Euro Struggles Below 1.0980 Ahead of US Retail Sales

  • EUR/USD Struggles Near 1.0910: The EUR/USD pair is struggling to maintain its recent bounce off the monthly low, trading near 1.0910. This comes amid a quiet Tuesday morning in European trading hours, and traders are showing caution ahead of the upcoming US Retail Sales data for July. Eurozone holidays are also contributing to the restrained movement of the Euro.
  • Euro Sellers in Control: Despite the recent bounce, bearish indicators, including MACD signals and the significant break below an ascending trend line from September 2022, suggest that Euro sellers are maintaining control. The pair is facing resistance at the levels of 1.0980 and 1.0930, as indicated by the trend line and the 100-DMA respectively. The absence of an oversold RSI (14) line signals that there may be more downside room for the pair.
  • Critical Support and Resistance Levels Highlighted: If the bearish pressure continues, the EUR/USD pair may target the 1.0780 support level, which is formed by the confluence of the 200-DMA and a nine-month-old rising trend line. A breach here could see the pair moving towards May’s low of around 1.0635. Conversely, a clear upside break of the 100-DMA level at around 1.0930 could revive the Euro bulls, but they will need further validation from the resistance near 1.0980 to confirm this shift in momentum.
EUR/USD

EUR/USD is treading water near 1.0910, making a strenuous effort to preserve the prior day’s rebound off the monthly low as European trading exhibits lethargy on a subdued Tuesday morning. This muted trading vividly encapsulates traders’ nervous anticipation ahead of the critical US Retail Sales data for July. Adding to the restraint on the Euro’s immediate movements are ongoing holidays in parts of the Eurozone.
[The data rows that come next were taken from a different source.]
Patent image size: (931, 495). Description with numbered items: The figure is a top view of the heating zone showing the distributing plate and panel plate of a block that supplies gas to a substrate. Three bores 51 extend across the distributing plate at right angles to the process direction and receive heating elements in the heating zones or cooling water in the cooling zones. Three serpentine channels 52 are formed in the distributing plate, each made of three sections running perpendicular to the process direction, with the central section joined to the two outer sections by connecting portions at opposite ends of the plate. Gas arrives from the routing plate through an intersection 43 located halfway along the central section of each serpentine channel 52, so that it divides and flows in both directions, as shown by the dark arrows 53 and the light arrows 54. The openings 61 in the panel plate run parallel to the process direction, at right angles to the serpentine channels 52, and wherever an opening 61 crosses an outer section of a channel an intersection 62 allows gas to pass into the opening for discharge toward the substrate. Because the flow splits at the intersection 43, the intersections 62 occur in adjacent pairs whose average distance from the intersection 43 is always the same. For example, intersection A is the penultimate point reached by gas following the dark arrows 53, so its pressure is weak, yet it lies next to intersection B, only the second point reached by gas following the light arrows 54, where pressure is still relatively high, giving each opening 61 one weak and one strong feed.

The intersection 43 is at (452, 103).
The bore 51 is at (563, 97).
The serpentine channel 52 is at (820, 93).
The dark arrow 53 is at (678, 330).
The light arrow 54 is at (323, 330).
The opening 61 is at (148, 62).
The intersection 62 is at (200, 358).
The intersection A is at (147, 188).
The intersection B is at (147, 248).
Nonetheless, Euro sellers remain firmly in control, as reflected by the bearish MACD signals and the decisive breach of a key ascending trend line dating back to September 2022. This trend line, together with the 100-DMA, forms a formidable resistance zone between 1.0980 and 1.0930, respectively. Further bolstering the Euro bears’ resolve is the absence of the oversold RSI (14) line, suggesting there may be more room for the currency to fall before hitting oversold conditions.

Given this setup, the EUR/USD pair appears to be gearing up to challenge the significant 1.0780 support confluence, where the 200-DMA is intertwined with a nine-month-old rising trend line. A break below this level could open the gates for a move towards May’s low of around 1.0635.

On the flip side, if the Euro can muster a clear break above the 100-DMA level, currently residing around 1.0930, it may reinvigorate EUR/USD bulls. However, this bullish scenario would require further confirmation from the support-turned-resistance line extended from September 2022, which is now situated close to 1.0980.

If the Euro manages to sustain strength beyond 1.0980, it may set its sights on a move towards the psychologically significant 1.1000 mark, corresponding with April’s high.

Relevance for South Africa

For South African investors and traders, the EUR/USD dynamics are of significant interest. The Rand (ZAR) often takes cues from the Euro, given the close economic ties between the Eurozone and South Africa. A weaker Euro generally translates to a weaker Rand, as it may lead to reduced demand for South African exports in its key European markets. Furthermore, many South Africans have investments in European markets, making the EUR/ZAR exchange rate a critical watchpoint. This is especially pertinent now, as South Africa looks to its European trading partners for economic recovery support following the COVID-19 pandemic.

Consequently, ongoing Euro weakness, in line with EUR/USD price action, could imply potential ZAR softness, influencing South African import and export prices, and thereby contributing to broader economic implications for South Africa at a time when the nation is navigating its path to recovery.